Moreover, with a new Tory plan and budget due next month, Liberal leader Shawn Graham will need to think very carefully before bringing down the government. Just because they “can” doesn’t necessarily make it good political sense. If the premier in fact reduces taxes (as promised) and increases spending on the key “five in five” areas, the Liberals would bring down the government at their own peril.

Finally, Al thanks for getting to your real point, you are scared stiff that your buddy, the guy you have propped up with hundreds of positive stories and We Says will lose and lose big. What would that say about the influence of the T&T if Lord was defeated despite all your best efforts?

Eventually New Brunswickers are going to figure out that marginally decreasing tax rates is no substitute for vision. Saying they will increase spending on the ‘key “five in five” areas is a ridiculous assertion during an election year. Spending has increased 36% since 1999 a rate almost as high as Alberta – even though NB’s population is declining while Albert has added 14.5% to its population.

Maybe Al Hogan and Bernard Lord one day will take Politics 101 – together. Maybe they will realize that the best politicians zoom in on the key challenge of the day – like Robichaud and equal opportunity. That challenge in New Brunswick is the economy. And the Premier and party that starts to take this seriously will win my vote and I think the confidence of New Brunswickers.

One last point on Tanker and the Miramichi. I don’t have an easy answer there. The Miramichi is at a tipping point. It could go forward, become a regional trade area (witness the new Wal-Mart and the rumours about East Side Marios going there) and become a strong secondary economy in New Brunswick. Or it could fall backwards.

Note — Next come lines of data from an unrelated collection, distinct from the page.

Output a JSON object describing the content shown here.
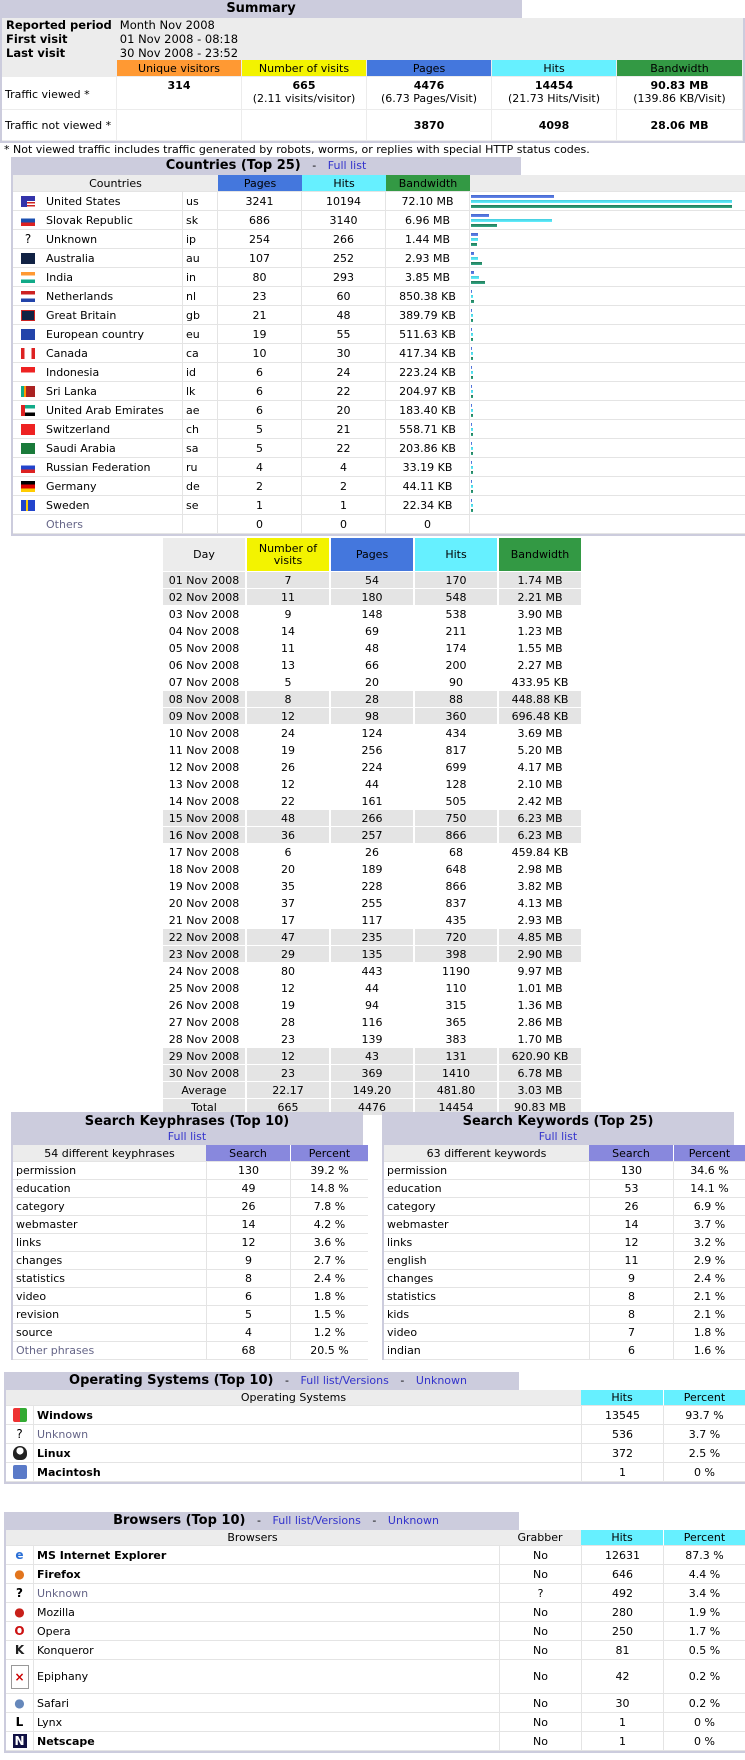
{
  "summary": {
    "title": "Summary",
    "info": [
      {
        "label": "Reported period",
        "value": "Month Nov 2008"
      },
      {
        "label": "First visit",
        "value": "01 Nov 2008 - 08:18"
      },
      {
        "label": "Last visit",
        "value": "30 Nov 2008 - 23:52"
      }
    ],
    "headers": [
      "Unique visitors",
      "Number of visits",
      "Pages",
      "Hits",
      "Bandwidth"
    ],
    "viewed": {
      "label": "Traffic viewed *",
      "unique": "314",
      "visits": "665",
      "visits_sub": "(2.11 visits/visitor)",
      "pages": "4476",
      "pages_sub": "(6.73 Pages/Visit)",
      "hits": "14454",
      "hits_sub": "(21.73 Hits/Visit)",
      "bandwidth": "90.83 MB",
      "bandwidth_sub": "(139.86 KB/Visit)"
    },
    "not_viewed": {
      "label": "Traffic not viewed *",
      "pages": "3870",
      "hits": "4098",
      "bandwidth": "28.06 MB"
    },
    "note": "* Not viewed traffic includes traffic generated by robots, worms, or replies with special HTTP status codes."
  },
  "countries": {
    "title": "Countries (Top 25)",
    "sep": "-",
    "full_list": "Full list",
    "headers": [
      "Countries",
      "Pages",
      "Hits",
      "Bandwidth"
    ],
    "rows": [
      {
        "flag": "us",
        "name": "United States",
        "code": "us",
        "pages": "3241",
        "hits": "10194",
        "bandwidth": "72.10 MB",
        "bp": 83,
        "bh": 261,
        "bb": 261
      },
      {
        "flag": "sk",
        "name": "Slovak Republic",
        "code": "sk",
        "pages": "686",
        "hits": "3140",
        "bandwidth": "6.96 MB",
        "bp": 18,
        "bh": 81,
        "bb": 26
      },
      {
        "flag": "unknown",
        "name": "Unknown",
        "code": "ip",
        "pages": "254",
        "hits": "266",
        "bandwidth": "1.44 MB",
        "bp": 7,
        "bh": 7,
        "bb": 6
      },
      {
        "flag": "au",
        "name": "Australia",
        "code": "au",
        "pages": "107",
        "hits": "252",
        "bandwidth": "2.93 MB",
        "bp": 3,
        "bh": 7,
        "bb": 11
      },
      {
        "flag": "in",
        "name": "India",
        "code": "in",
        "pages": "80",
        "hits": "293",
        "bandwidth": "3.85 MB",
        "bp": 3,
        "bh": 8,
        "bb": 14
      },
      {
        "flag": "nl",
        "name": "Netherlands",
        "code": "nl",
        "pages": "23",
        "hits": "60",
        "bandwidth": "850.38 KB",
        "bp": 1,
        "bh": 2,
        "bb": 3
      },
      {
        "flag": "gb",
        "name": "Great Britain",
        "code": "gb",
        "pages": "21",
        "hits": "48",
        "bandwidth": "389.79 KB",
        "bp": 1,
        "bh": 2,
        "bb": 2
      },
      {
        "flag": "eu",
        "name": "European country",
        "code": "eu",
        "pages": "19",
        "hits": "55",
        "bandwidth": "511.63 KB",
        "bp": 1,
        "bh": 2,
        "bb": 2
      },
      {
        "flag": "ca",
        "name": "Canada",
        "code": "ca",
        "pages": "10",
        "hits": "30",
        "bandwidth": "417.34 KB",
        "bp": 1,
        "bh": 2,
        "bb": 2
      },
      {
        "flag": "id",
        "name": "Indonesia",
        "code": "id",
        "pages": "6",
        "hits": "24",
        "bandwidth": "223.24 KB",
        "bp": 1,
        "bh": 2,
        "bb": 2
      },
      {
        "flag": "lk",
        "name": "Sri Lanka",
        "code": "lk",
        "pages": "6",
        "hits": "22",
        "bandwidth": "204.97 KB",
        "bp": 1,
        "bh": 2,
        "bb": 2
      },
      {
        "flag": "ae",
        "name": "United Arab Emirates",
        "code": "ae",
        "pages": "6",
        "hits": "20",
        "bandwidth": "183.40 KB",
        "bp": 1,
        "bh": 2,
        "bb": 2
      },
      {
        "flag": "ch",
        "name": "Switzerland",
        "code": "ch",
        "pages": "5",
        "hits": "21",
        "bandwidth": "558.71 KB",
        "bp": 1,
        "bh": 2,
        "bb": 2
      },
      {
        "flag": "sa",
        "name": "Saudi Arabia",
        "code": "sa",
        "pages": "5",
        "hits": "22",
        "bandwidth": "203.86 KB",
        "bp": 1,
        "bh": 2,
        "bb": 2
      },
      {
        "flag": "ru",
        "name": "Russian Federation",
        "code": "ru",
        "pages": "4",
        "hits": "4",
        "bandwidth": "33.19 KB",
        "bp": 1,
        "bh": 2,
        "bb": 2
      },
      {
        "flag": "de",
        "name": "Germany",
        "code": "de",
        "pages": "2",
        "hits": "2",
        "bandwidth": "44.11 KB",
        "bp": 1,
        "bh": 2,
        "bb": 2
      },
      {
        "flag": "se",
        "name": "Sweden",
        "code": "se",
        "pages": "1",
        "hits": "1",
        "bandwidth": "22.34 KB",
        "bp": 1,
        "bh": 2,
        "bb": 2
      }
    ],
    "others": {
      "name": "Others",
      "pages": "0",
      "hits": "0",
      "bandwidth": "0"
    }
  },
  "days": {
    "headers": [
      "Day",
      "Number of visits",
      "Pages",
      "Hits",
      "Bandwidth"
    ],
    "rows": [
      {
        "day": "01 Nov 2008",
        "visits": "7",
        "pages": "54",
        "hits": "170",
        "bandwidth": "1.74 MB",
        "weekend": true
      },
      {
        "day": "02 Nov 2008",
        "visits": "11",
        "pages": "180",
        "hits": "548",
        "bandwidth": "2.21 MB",
        "weekend": true
      },
      {
        "day": "03 Nov 2008",
        "visits": "9",
        "pages": "148",
        "hits": "538",
        "bandwidth": "3.90 MB",
        "weekend": false
      },
      {
        "day": "04 Nov 2008",
        "visits": "14",
        "pages": "69",
        "hits": "211",
        "bandwidth": "1.23 MB",
        "weekend": false
      },
      {
        "day": "05 Nov 2008",
        "visits": "11",
        "pages": "48",
        "hits": "174",
        "bandwidth": "1.55 MB",
        "weekend": false
      },
      {
        "day": "06 Nov 2008",
        "visits": "13",
        "pages": "66",
        "hits": "200",
        "bandwidth": "2.27 MB",
        "weekend": false
      },
      {
        "day": "07 Nov 2008",
        "visits": "5",
        "pages": "20",
        "hits": "90",
        "bandwidth": "433.95 KB",
        "weekend": false
      },
      {
        "day": "08 Nov 2008",
        "visits": "8",
        "pages": "28",
        "hits": "88",
        "bandwidth": "448.88 KB",
        "weekend": true
      },
      {
        "day": "09 Nov 2008",
        "visits": "12",
        "pages": "98",
        "hits": "360",
        "bandwidth": "696.48 KB",
        "weekend": true
      },
      {
        "day": "10 Nov 2008",
        "visits": "24",
        "pages": "124",
        "hits": "434",
        "bandwidth": "3.69 MB",
        "weekend": false
      },
      {
        "day": "11 Nov 2008",
        "visits": "19",
        "pages": "256",
        "hits": "817",
        "bandwidth": "5.20 MB",
        "weekend": false
      },
      {
        "day": "12 Nov 2008",
        "visits": "26",
        "pages": "224",
        "hits": "699",
        "bandwidth": "4.17 MB",
        "weekend": false
      },
      {
        "day": "13 Nov 2008",
        "visits": "12",
        "pages": "44",
        "hits": "128",
        "bandwidth": "2.10 MB",
        "weekend": false
      },
      {
        "day": "14 Nov 2008",
        "visits": "22",
        "pages": "161",
        "hits": "505",
        "bandwidth": "2.42 MB",
        "weekend": false
      },
      {
        "day": "15 Nov 2008",
        "visits": "48",
        "pages": "266",
        "hits": "750",
        "bandwidth": "6.23 MB",
        "weekend": true
      },
      {
        "day": "16 Nov 2008",
        "visits": "36",
        "pages": "257",
        "hits": "866",
        "bandwidth": "6.23 MB",
        "weekend": true
      },
      {
        "day": "17 Nov 2008",
        "visits": "6",
        "pages": "26",
        "hits": "68",
        "bandwidth": "459.84 KB",
        "weekend": false
      },
      {
        "day": "18 Nov 2008",
        "visits": "20",
        "pages": "189",
        "hits": "648",
        "bandwidth": "2.98 MB",
        "weekend": false
      },
      {
        "day": "19 Nov 2008",
        "visits": "35",
        "pages": "228",
        "hits": "866",
        "bandwidth": "3.82 MB",
        "weekend": false
      },
      {
        "day": "20 Nov 2008",
        "visits": "37",
        "pages": "255",
        "hits": "837",
        "bandwidth": "4.13 MB",
        "weekend": false
      },
      {
        "day": "21 Nov 2008",
        "visits": "17",
        "pages": "117",
        "hits": "435",
        "bandwidth": "2.93 MB",
        "weekend": false
      },
      {
        "day": "22 Nov 2008",
        "visits": "47",
        "pages": "235",
        "hits": "720",
        "bandwidth": "4.85 MB",
        "weekend": true
      },
      {
        "day": "23 Nov 2008",
        "visits": "29",
        "pages": "135",
        "hits": "398",
        "bandwidth": "2.90 MB",
        "weekend": true
      },
      {
        "day": "24 Nov 2008",
        "visits": "80",
        "pages": "443",
        "hits": "1190",
        "bandwidth": "9.97 MB",
        "weekend": false
      },
      {
        "day": "25 Nov 2008",
        "visits": "12",
        "pages": "44",
        "hits": "110",
        "bandwidth": "1.01 MB",
        "weekend": false
      },
      {
        "day": "26 Nov 2008",
        "visits": "19",
        "pages": "94",
        "hits": "315",
        "bandwidth": "1.36 MB",
        "weekend": false
      },
      {
        "day": "27 Nov 2008",
        "visits": "28",
        "pages": "116",
        "hits": "365",
        "bandwidth": "2.86 MB",
        "weekend": false
      },
      {
        "day": "28 Nov 2008",
        "visits": "23",
        "pages": "139",
        "hits": "383",
        "bandwidth": "1.70 MB",
        "weekend": false
      },
      {
        "day": "29 Nov 2008",
        "visits": "12",
        "pages": "43",
        "hits": "131",
        "bandwidth": "620.90 KB",
        "weekend": true
      },
      {
        "day": "30 Nov 2008",
        "visits": "23",
        "pages": "369",
        "hits": "1410",
        "bandwidth": "6.78 MB",
        "weekend": true
      }
    ],
    "average": {
      "day": "Average",
      "visits": "22.17",
      "pages": "149.20",
      "hits": "481.80",
      "bandwidth": "3.03 MB"
    },
    "total": {
      "day": "Total",
      "visits": "665",
      "pages": "4476",
      "hits": "14454",
      "bandwidth": "90.83 MB"
    }
  },
  "keyphrases": {
    "title": "Search Keyphrases (Top 10)",
    "full_list": "Full list",
    "headers": [
      "54 different keyphrases",
      "Search",
      "Percent"
    ],
    "rows": [
      {
        "term": "permission",
        "search": "130",
        "percent": "39.2 %"
      },
      {
        "term": "education",
        "search": "49",
        "percent": "14.8 %"
      },
      {
        "term": "category",
        "search": "26",
        "percent": "7.8 %"
      },
      {
        "term": "webmaster",
        "search": "14",
        "percent": "4.2 %"
      },
      {
        "term": "links",
        "search": "12",
        "percent": "3.6 %"
      },
      {
        "term": "changes",
        "search": "9",
        "percent": "2.7 %"
      },
      {
        "term": "statistics",
        "search": "8",
        "percent": "2.4 %"
      },
      {
        "term": "video",
        "search": "6",
        "percent": "1.8 %"
      },
      {
        "term": "revision",
        "search": "5",
        "percent": "1.5 %"
      },
      {
        "term": "source",
        "search": "4",
        "percent": "1.2 %"
      }
    ],
    "others": {
      "term": "Other phrases",
      "search": "68",
      "percent": "20.5 %"
    }
  },
  "keywords": {
    "title": "Search Keywords (Top 25)",
    "full_list": "Full list",
    "headers": [
      "63 different keywords",
      "Search",
      "Percent"
    ],
    "rows": [
      {
        "term": "permission",
        "search": "130",
        "percent": "34.6 %"
      },
      {
        "term": "education",
        "search": "53",
        "percent": "14.1 %"
      },
      {
        "term": "category",
        "search": "26",
        "percent": "6.9 %"
      },
      {
        "term": "webmaster",
        "search": "14",
        "percent": "3.7 %"
      },
      {
        "term": "links",
        "search": "12",
        "percent": "3.2 %"
      },
      {
        "term": "english",
        "search": "11",
        "percent": "2.9 %"
      },
      {
        "term": "changes",
        "search": "9",
        "percent": "2.4 %"
      },
      {
        "term": "statistics",
        "search": "8",
        "percent": "2.1 %"
      },
      {
        "term": "kids",
        "search": "8",
        "percent": "2.1 %"
      },
      {
        "term": "video",
        "search": "7",
        "percent": "1.8 %"
      },
      {
        "term": "indian",
        "search": "6",
        "percent": "1.6 %"
      }
    ]
  },
  "os": {
    "title": "Operating Systems (Top 10)",
    "sep": "-",
    "full_list": "Full list/Versions",
    "unknown_link": "Unknown",
    "headers": [
      "Operating Systems",
      "Hits",
      "Percent"
    ],
    "rows": [
      {
        "icon": "windows-icon",
        "glyph": "⊞",
        "name": "Windows",
        "hits": "13545",
        "percent": "93.7 %",
        "style": "bold"
      },
      {
        "icon": "unknown-icon",
        "glyph": "?",
        "name": "Unknown",
        "hits": "536",
        "percent": "3.7 %",
        "style": "muted"
      },
      {
        "icon": "linux-icon",
        "glyph": "🐧",
        "name": "Linux",
        "hits": "372",
        "percent": "2.5 %",
        "style": "bold"
      },
      {
        "icon": "macintosh-icon",
        "glyph": "☺",
        "name": "Macintosh",
        "hits": "1",
        "percent": "0 %",
        "style": "bold"
      }
    ]
  },
  "browsers": {
    "title": "Browsers (Top 10)",
    "sep": "-",
    "full_list": "Full list/Versions",
    "unknown_link": "Unknown",
    "headers": [
      "Browsers",
      "Grabber",
      "Hits",
      "Percent"
    ],
    "rows": [
      {
        "icon": "internet-explorer-icon",
        "glyph": "e",
        "color": "#2a6fd6",
        "name": "MS Internet Explorer",
        "grabber": "No",
        "hits": "12631",
        "percent": "87.3 %",
        "style": "bold"
      },
      {
        "icon": "firefox-icon",
        "glyph": "●",
        "color": "#e2751d",
        "name": "Firefox",
        "grabber": "No",
        "hits": "646",
        "percent": "4.4 %",
        "style": "bold"
      },
      {
        "icon": "unknown-icon",
        "glyph": "?",
        "color": "#000000",
        "name": "Unknown",
        "grabber": "?",
        "hits": "492",
        "percent": "3.4 %",
        "style": "muted"
      },
      {
        "icon": "mozilla-icon",
        "glyph": "●",
        "color": "#c8201a",
        "name": "Mozilla",
        "grabber": "No",
        "hits": "280",
        "percent": "1.9 %",
        "style": ""
      },
      {
        "icon": "opera-icon",
        "glyph": "O",
        "color": "#cc1111",
        "name": "Opera",
        "grabber": "No",
        "hits": "250",
        "percent": "1.7 %",
        "style": ""
      },
      {
        "icon": "konqueror-icon",
        "glyph": "K",
        "color": "#222222",
        "name": "Konqueror",
        "grabber": "No",
        "hits": "81",
        "percent": "0.5 %",
        "style": ""
      },
      {
        "icon": "epiphany-broken-image-icon",
        "glyph": "×",
        "color": "#cc0000",
        "name": "Epiphany",
        "grabber": "No",
        "hits": "42",
        "percent": "0.2 %",
        "style": "",
        "tall": true
      },
      {
        "icon": "safari-icon",
        "glyph": "●",
        "color": "#6688bb",
        "name": "Safari",
        "grabber": "No",
        "hits": "30",
        "percent": "0.2 %",
        "style": ""
      },
      {
        "icon": "lynx-icon",
        "glyph": "L",
        "color": "#000000",
        "name": "Lynx",
        "grabber": "No",
        "hits": "1",
        "percent": "0 %",
        "style": ""
      },
      {
        "icon": "netscape-icon",
        "glyph": "N",
        "color": "#ffffff",
        "name": "Netscape",
        "grabber": "No",
        "hits": "1",
        "percent": "0 %",
        "style": "bold"
      }
    ]
  }
}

If that mill closes in 2007, and 1,200 high paying jobs leave that region, the community may never recover.

Without being trite, leadership over there on that complex issue is not making one trip to Finland. Increasing power rates, the rising currency and the supply of wood are making that mill (like many others) non-competitive. If the government had started hedging for this in the 1990s and built up a cluster of animation and IT firms around the very good community college there, this may not have been such a big issue. But they didn’t and it is.